January 2018: Zero-tax Ants in Our Pants

Mr. Grumby and I have both been working since we were in high school and neither of us can remember claiming exempt from tax withholdings since we were teenagers. Here we are a few decades later, both claiming exempt, and planning on a zero (or near zero) tax year for 2018.

 

Partial Year Employment

The first and most exciting reason that we will be able to enjoy this withholding status is that we are only working part of the year in 2018. After we’ve informed both of our employers of the official departure date, we’ll share the specifics here at Grumbysonthemove. Let’s just say we’ve got a few ants in our pants!

 

Final Contributions to Tax Advantaged and Roth Accounts

The second and equally significant reason for our withholding status is our 2018 retirement contribution plan. This is our last opportunity to contribute to our tax advantaged accounts, and we plan to fully fund all of them:

  • 401(k)
  • 403(b)
  • HSA

Because of the awesome tax advantage at withdrawal time, we are also fully funding our Roth accounts.

 

Income: 2018 and Beyond

Outside of rock climbing, the best crash pad is a good cash pad!

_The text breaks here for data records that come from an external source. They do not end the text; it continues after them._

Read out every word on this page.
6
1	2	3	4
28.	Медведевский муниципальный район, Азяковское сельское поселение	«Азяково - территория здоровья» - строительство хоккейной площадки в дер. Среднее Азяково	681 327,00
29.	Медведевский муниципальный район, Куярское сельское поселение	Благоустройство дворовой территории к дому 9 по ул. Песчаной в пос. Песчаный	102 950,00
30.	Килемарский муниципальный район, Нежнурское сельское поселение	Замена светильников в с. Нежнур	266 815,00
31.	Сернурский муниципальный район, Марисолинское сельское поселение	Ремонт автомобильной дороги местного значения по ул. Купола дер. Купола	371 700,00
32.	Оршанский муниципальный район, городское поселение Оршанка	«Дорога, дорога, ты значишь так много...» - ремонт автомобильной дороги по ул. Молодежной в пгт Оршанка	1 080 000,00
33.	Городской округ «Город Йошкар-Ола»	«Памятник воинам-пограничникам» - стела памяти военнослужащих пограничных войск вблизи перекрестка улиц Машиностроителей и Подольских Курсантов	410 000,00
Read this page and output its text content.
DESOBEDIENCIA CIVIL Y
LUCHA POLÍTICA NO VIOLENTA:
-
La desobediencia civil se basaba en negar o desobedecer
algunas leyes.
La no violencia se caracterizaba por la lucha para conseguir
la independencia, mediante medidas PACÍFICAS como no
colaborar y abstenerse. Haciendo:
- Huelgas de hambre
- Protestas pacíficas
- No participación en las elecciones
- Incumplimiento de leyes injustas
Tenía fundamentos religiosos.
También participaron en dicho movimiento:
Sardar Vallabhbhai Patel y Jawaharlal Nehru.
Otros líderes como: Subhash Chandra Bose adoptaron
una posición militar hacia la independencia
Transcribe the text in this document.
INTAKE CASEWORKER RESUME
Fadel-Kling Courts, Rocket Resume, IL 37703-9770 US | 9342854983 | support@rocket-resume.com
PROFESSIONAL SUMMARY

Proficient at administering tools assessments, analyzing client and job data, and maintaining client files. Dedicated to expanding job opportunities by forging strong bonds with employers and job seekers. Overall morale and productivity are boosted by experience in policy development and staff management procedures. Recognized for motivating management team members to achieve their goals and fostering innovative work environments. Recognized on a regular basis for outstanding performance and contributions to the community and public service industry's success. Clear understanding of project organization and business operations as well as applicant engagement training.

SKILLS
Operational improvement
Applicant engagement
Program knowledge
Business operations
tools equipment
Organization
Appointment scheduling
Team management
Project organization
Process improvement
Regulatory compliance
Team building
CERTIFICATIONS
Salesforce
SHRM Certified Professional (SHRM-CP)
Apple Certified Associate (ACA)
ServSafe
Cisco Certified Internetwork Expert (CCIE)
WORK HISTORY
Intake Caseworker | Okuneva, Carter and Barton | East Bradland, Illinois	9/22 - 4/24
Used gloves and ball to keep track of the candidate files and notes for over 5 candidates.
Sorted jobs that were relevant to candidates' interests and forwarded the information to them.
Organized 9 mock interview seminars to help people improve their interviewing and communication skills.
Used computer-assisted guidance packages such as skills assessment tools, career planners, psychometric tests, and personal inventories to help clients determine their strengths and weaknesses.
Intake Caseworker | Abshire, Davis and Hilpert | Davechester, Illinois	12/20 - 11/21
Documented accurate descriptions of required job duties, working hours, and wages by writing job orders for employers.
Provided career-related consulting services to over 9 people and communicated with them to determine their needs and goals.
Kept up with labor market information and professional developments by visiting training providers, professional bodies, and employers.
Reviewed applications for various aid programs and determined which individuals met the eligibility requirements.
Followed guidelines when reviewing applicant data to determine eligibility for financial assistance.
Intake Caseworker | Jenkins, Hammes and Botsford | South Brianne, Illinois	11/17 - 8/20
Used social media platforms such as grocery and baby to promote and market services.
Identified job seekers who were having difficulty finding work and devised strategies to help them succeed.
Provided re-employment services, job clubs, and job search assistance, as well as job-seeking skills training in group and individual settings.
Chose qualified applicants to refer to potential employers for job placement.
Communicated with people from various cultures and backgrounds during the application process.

We’ve saved over the past couple of years to build a cushy cash pad. As such, we don’t need to rely on our 2018 take home pay to fund our expenses for the rest of the year. Our goal is for our AGI to land as close as possible to $24k. Since that’s the new standard deduction, the tax we owe should be close to zero. And at the end of 2018 we should still have enough to carry us through the end of 2019.

 

 

 

 

 

 

 

Added Bonus of a Low Income Year

The added bonus of a low income year is healthcare subsidies. When we switch from employer-provided health insurance to Obamacare, we expect to pay about $250/month. There are lower-cost plans available, but one important feature for us is decent out-of-network coverage in case we get sick or injured while we’re on the road.

 

2019 Priorities

Looking ahead to 2019, here are our priorities, in no particular order.

  • Maintain low expenses to minimize sequence of returns risk
  • Keep income low enough to qualify for healthcare subsidies (if they’re still available)
  • Maintain 5% cash balance
  • Adjust allocations to maintain “comfort” with upcoming market correction
  • Reduce future tax burden with maximum possible Roth conversion

At first glance, I’m afraid that some of these are mutually exclusive. So at the end of this year we’ll need to look at these again to decide which are most important. For those of you who have already traveled this road, we’d love to hear your thoughts!